Aliansi Mahasiswa dan Masyarakat Provinsi Gorontalo menyampaikan sejumlah aspirasi dan kritik terhadap kebijakan pemerintah, program nasional, serta isu demokrasi dan ketahanan pangan. Aspirasi tersebut diterima oleh pimpinan DPRD untuk selanjutnya diteruskan melalui mekanisme kelembagaan kepada pemerintah pusat.

Beberapa poin utama yang disampaikan massa aksi antara lain penolakan terhadap perluasan peran TNI/Polri ke ranah sipil yang dinilai bertentangan dengan amanat UUD 1945, semangat reformasi, dan prinsip demokrasi. Massa juga menyoroti Program Makan Bergizi Gratis (MBG), mulai dari kualitas makanan, penggunaan kemasan plastik, dugaan pemborosan anggaran, hingga temuan makanan yang dianggap tidak layak konsumsi.

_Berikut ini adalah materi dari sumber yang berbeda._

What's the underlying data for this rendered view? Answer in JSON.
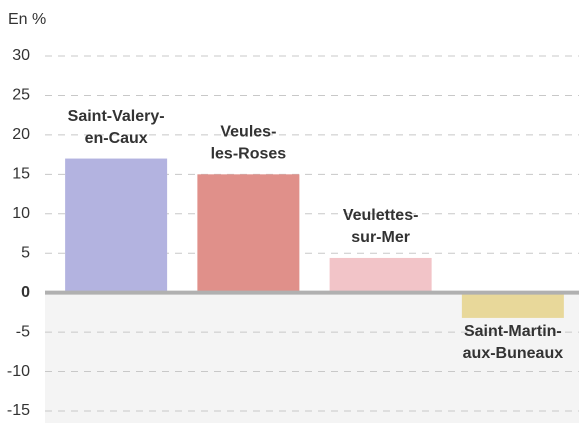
{
  "chart_data": {
    "type": "bar",
    "y_label": "En %",
    "categories": [
      [
        "Saint-Valery-",
        "en-Caux"
      ],
      [
        "Veules-",
        "les-Roses"
      ],
      [
        "Veulettes-",
        "sur-Mer"
      ],
      [
        "Saint-Martin-",
        "aux-Buneaux"
      ]
    ],
    "values": [
      17,
      15,
      4.4,
      -3.2
    ],
    "colors": [
      "#b3b3e0",
      "#e0908a",
      "#f2c4c8",
      "#e8d89a"
    ],
    "ylim": [
      -15,
      30
    ],
    "yticks": [
      -15,
      -10,
      -5,
      0,
      5,
      10,
      15,
      20,
      25,
      30
    ],
    "grid": true
  }
}
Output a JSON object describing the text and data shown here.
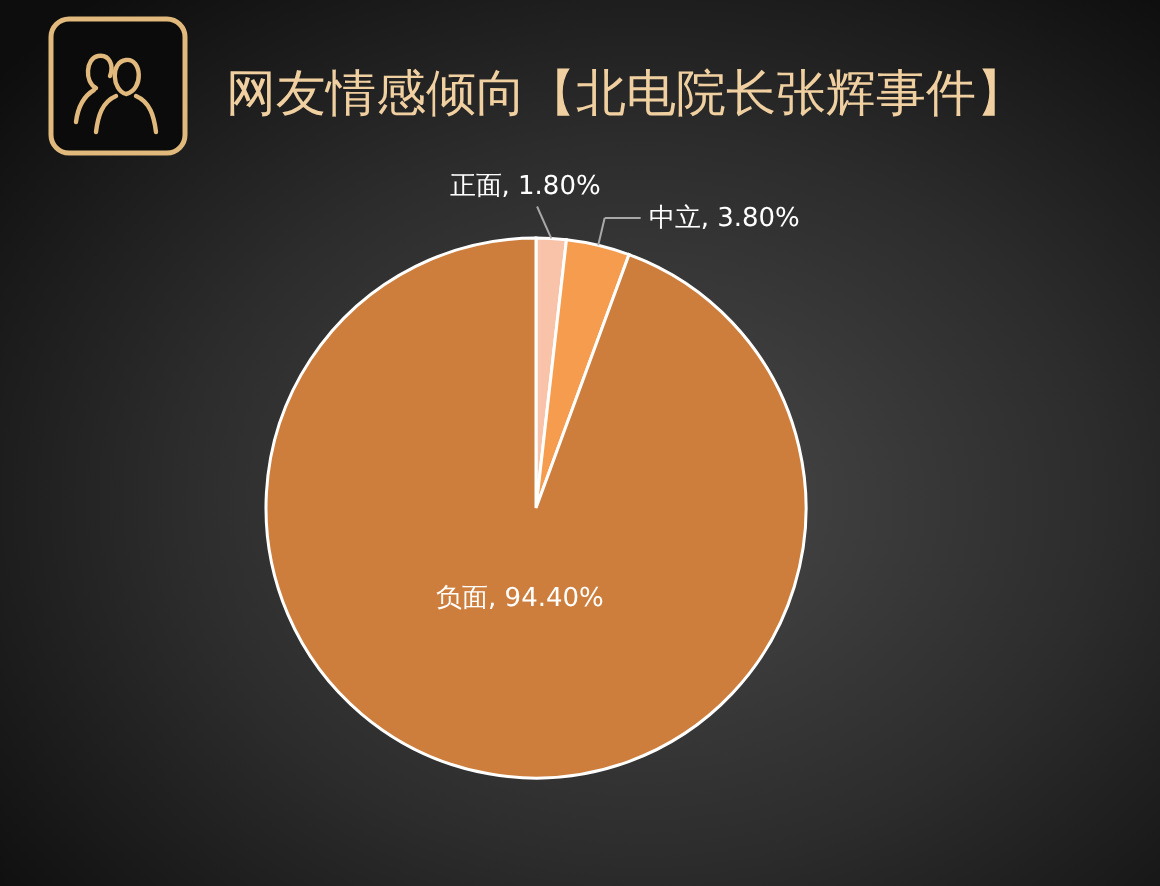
{
  "chart_data": {
    "type": "pie",
    "title": "网友情感倾向【北电院长张辉事件】",
    "categories": [
      "正面",
      "中立",
      "负面"
    ],
    "values": [
      1.8,
      3.8,
      94.4
    ],
    "colors": [
      "#f8c3a8",
      "#f59c4f",
      "#cd7e3d"
    ],
    "value_labels": [
      "1.80%",
      "3.80%",
      "94.40%"
    ]
  }
}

Selain itu, mahasiswa mendesak adanya evaluasi dan audit terhadap program MBG, termasuk pengawasan terhadap Satgas/SPPG serta transparansi penggunaan anggaran. Mereka juga menyoroti dugaan kriminalisasi dan tindakan kekerasan terhadap aktivis dan mahasiswa, serta meminta perlindungan terhadap ruang demokrasi dan kebebasan berpendapat.

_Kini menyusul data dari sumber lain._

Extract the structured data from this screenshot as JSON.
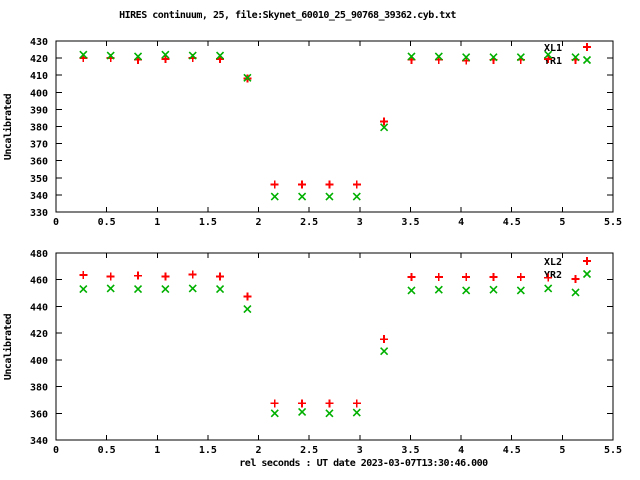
{
  "title": "HIRES continuum, 25, file:Skynet_60010_25_90768_39362.cyb.txt",
  "xlabel": "rel seconds : UT date 2023-03-07T13:30:46.000",
  "colors": {
    "xl_series": "#ff0000",
    "yr_series": "#00b000",
    "axis": "#000000",
    "background": "#ffffff",
    "text": "#000000"
  },
  "chart_data": [
    {
      "type": "scatter",
      "panel": "top",
      "ylabel": "Uncalibrated",
      "xlim": [
        0,
        5.5
      ],
      "ylim": [
        330,
        430
      ],
      "xtick_step": 0.5,
      "ytick_step": 10,
      "grid": false,
      "legend_position": "top-right-inside",
      "x": [
        0.27,
        0.54,
        0.81,
        1.08,
        1.35,
        1.62,
        1.89,
        2.16,
        2.43,
        2.7,
        2.97,
        3.24,
        3.51,
        3.78,
        4.05,
        4.32,
        4.59,
        4.86,
        5.13
      ],
      "series": [
        {
          "name": "XL1",
          "marker": "plus-marker",
          "color": "#ff0000",
          "values": [
            420,
            420,
            419,
            419.5,
            420,
            419.5,
            408,
            346,
            346,
            346,
            346,
            383,
            419,
            419,
            418.5,
            419,
            419,
            419.5,
            419
          ]
        },
        {
          "name": "YR1",
          "marker": "cross-marker",
          "color": "#00b000",
          "values": [
            422,
            421.5,
            421,
            422,
            421.5,
            421.5,
            408.5,
            339,
            339,
            339,
            339,
            379.5,
            421,
            421,
            420.5,
            420.5,
            420.5,
            422,
            420.5
          ]
        }
      ]
    },
    {
      "type": "scatter",
      "panel": "bottom",
      "ylabel": "Uncalibrated",
      "xlim": [
        0,
        5.5
      ],
      "ylim": [
        340,
        480
      ],
      "xtick_step": 0.5,
      "ytick_step": 20,
      "grid": false,
      "legend_position": "top-right-inside",
      "x": [
        0.27,
        0.54,
        0.81,
        1.08,
        1.35,
        1.62,
        1.89,
        2.16,
        2.43,
        2.7,
        2.97,
        3.24,
        3.51,
        3.78,
        4.05,
        4.32,
        4.59,
        4.86,
        5.13
      ],
      "series": [
        {
          "name": "XL2",
          "marker": "plus-marker",
          "color": "#ff0000",
          "values": [
            463.5,
            462.5,
            463,
            462.5,
            464,
            462.5,
            447.5,
            367.5,
            367.5,
            367.5,
            367.5,
            415.5,
            462,
            462,
            462,
            462,
            462,
            461.5,
            460.5
          ]
        },
        {
          "name": "YR2",
          "marker": "cross-marker",
          "color": "#00b000",
          "values": [
            453,
            453.5,
            453,
            453,
            453.5,
            453,
            438,
            360,
            361,
            360,
            360.5,
            406.5,
            452,
            452.5,
            452,
            452.5,
            452,
            453.5,
            450.5
          ]
        }
      ]
    }
  ]
}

Dalam aksi tersebut, massa turut mengangkat isu ketahanan pangan dan swasembada pangan, dengan tuntutan penghentian alih fungsi lahan pertanian, pemberantasan mafia pupuk, serta transparansi data stok pangan dan realisasi program cetak sawah. Selain itu, mereka menyampaikan penolakan terhadap sejumlah Proyek Strategis Nasional (PSN) yang dianggap berdampak pada masyarakat dan lingkungan.

Aliansi Mahasiswa dan Masyarakat juga meminta pencopotan Kepala BPN serta mendorong DPRD agar menyampaikan seluruh aspirasi masyarakat kepada pemerintah pusat.

Menanggapi hal tersebut, Wakil Ketua DPRD Provinsi Gorontalo, Ridwan Monoarfa, menyampaikan bahwa DPRD menerima seluruh aspirasi yang disampaikan mahasiswa dan masyarakat sebagai bagian dari proses demokrasi.

“DPRD Provinsi Gorontalo menghormati dan menerima seluruh aspirasi yang disampaikan. Semua poin yang menjadi tuntutan akan kami tindak lanjuti dan diteruskan sesuai mekanisme kelembagaan yang ada,” ujar Ridwan Monoarfa.

Ia juga mengajak seluruh elemen masyarakat untuk tetap menjaga kondusivitas serta menjadikan ruang demokrasi sebagai sarana menyampaikan pendapat secara tertib dan bertanggung jawab.